CASIER. Questa mattina personale della Questura di Treviso ha tratto in arresto T.A., ventiseienne gambiano ospite dell’ex Caserma Serena, per resistenza a pubblico ufficiale, atti di violenza e danneggiamento posti in essere all’interno della struttura. Sabato mattina T.A., che già in passato si era evidenziato per il suo comportamento violento, ha aggredito un medico ed un’infermiera che stavano svolgendo la propria attività all’interno di una sala della ex Caserma.

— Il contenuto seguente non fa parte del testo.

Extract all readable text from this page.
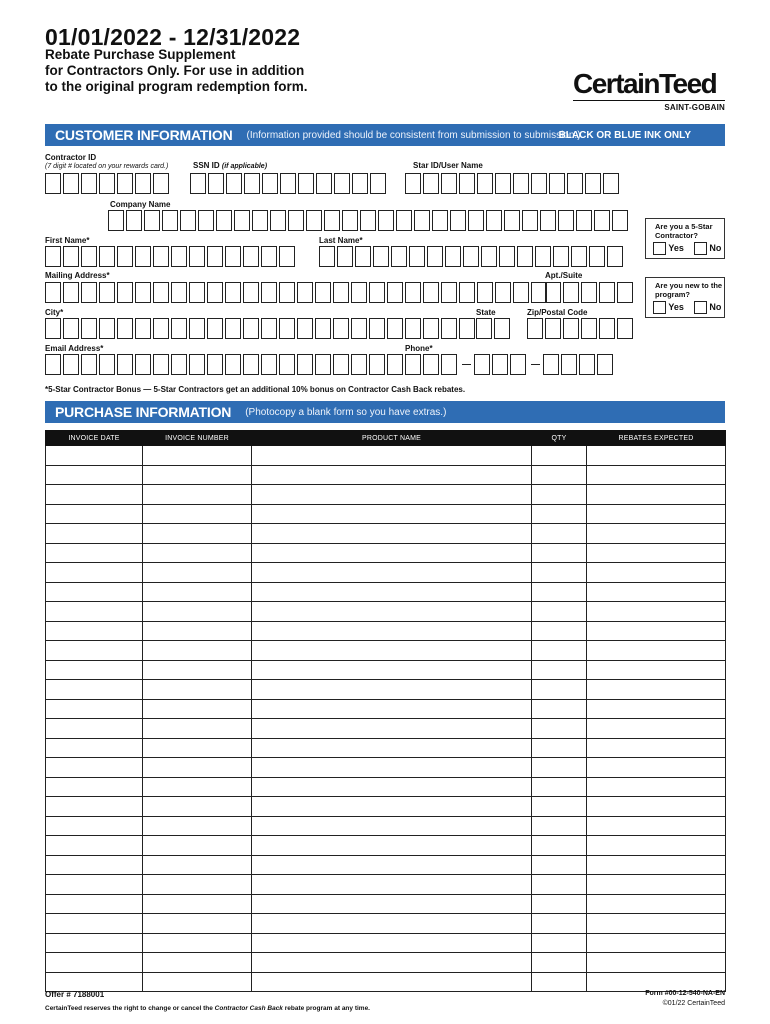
01/01/2022 - 12/31/2022
Rebate Purchase Supplement
for Contractors Only. For use in addition
to the original program redemption form.	CertainTeed
SAINT-GOBAIN
CUSTOMER INFORMATION	(Information provided should be consistent from submission to submission.)
BLACK OR BLUE INK ONLY
Contractor ID
(7 digit # located on your rewards card.)	SSN ID (if applicable)	Star ID/User Name
Company Name
First Name*	Last Name*
Are you a 5-Star Contractor?
Yes	No
Mailing Address*	Apt./Suite
Are you new to the program?
Yes	No
City*	State	Zip/Postal Code
Email Address*	Phone*
*5-Star Contractor Bonus — 5-Star Contractors get an additional 10% bonus on Contractor Cash Back rebates.
PURCHASE INFORMATION	(Photocopy a blank form so you have extras.)
INVOICE DATE	INVOICE NUMBER	PRODUCT NAME	QTY	REBATES EXPECTED

Offer # 7188001
CertainTeed reserves the right to change or cancel the Contractor Cash Back rebate program at any time.
Form #00-12-540-NA-EN
©01/22 CertainTeed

Il giovane, negativo al Covid-19, è entrato di iniziativa all’interno della sala e ha dapprima minacciato il personale medico, per poi passare alle vie di fatto, strattonando il medico e distruggendo un personal computer ed una stampante che stava utilizzando in quel frangente l’infermiera, nonché altro arredo.

L’infermeria era già stata più volte oggetto di vandalismo negli ultimi giorni.

Grazie al pronto intervento del personale impiegato nei servizi di ordine pubblico si è riusciti ad evitare conseguenze peggiori e ad interrompere l’azione criminosa.

T.A., alla vista della polizia si è dato alla fuga, ma ha tentato nuovamente di porre in essere violenze, riuscendo a procurarsi due consistenti spranghe metalliche e non esitando a brandirle minacciosamente verso il dirigente del servizio di ordine pubblico e gli altri operatori di polizia, che lo hanno fatto desistere e lo hanno tratto in arresto per resistenza a pubblico ufficiale, nonché denunciato per lesioni al personale medico e danneggiamento, e messo a disposizione dell’autorità giudiziaria, in stato di detenzione presso il carcere di Treviso.

E’ in corso l’attività di polizia giudiziaria per verificare se il cittadino gambiano abbia partecipato anche agli episodi di danneggiamento registrati nei giorni scorsi presso la ex caserma militare Serena.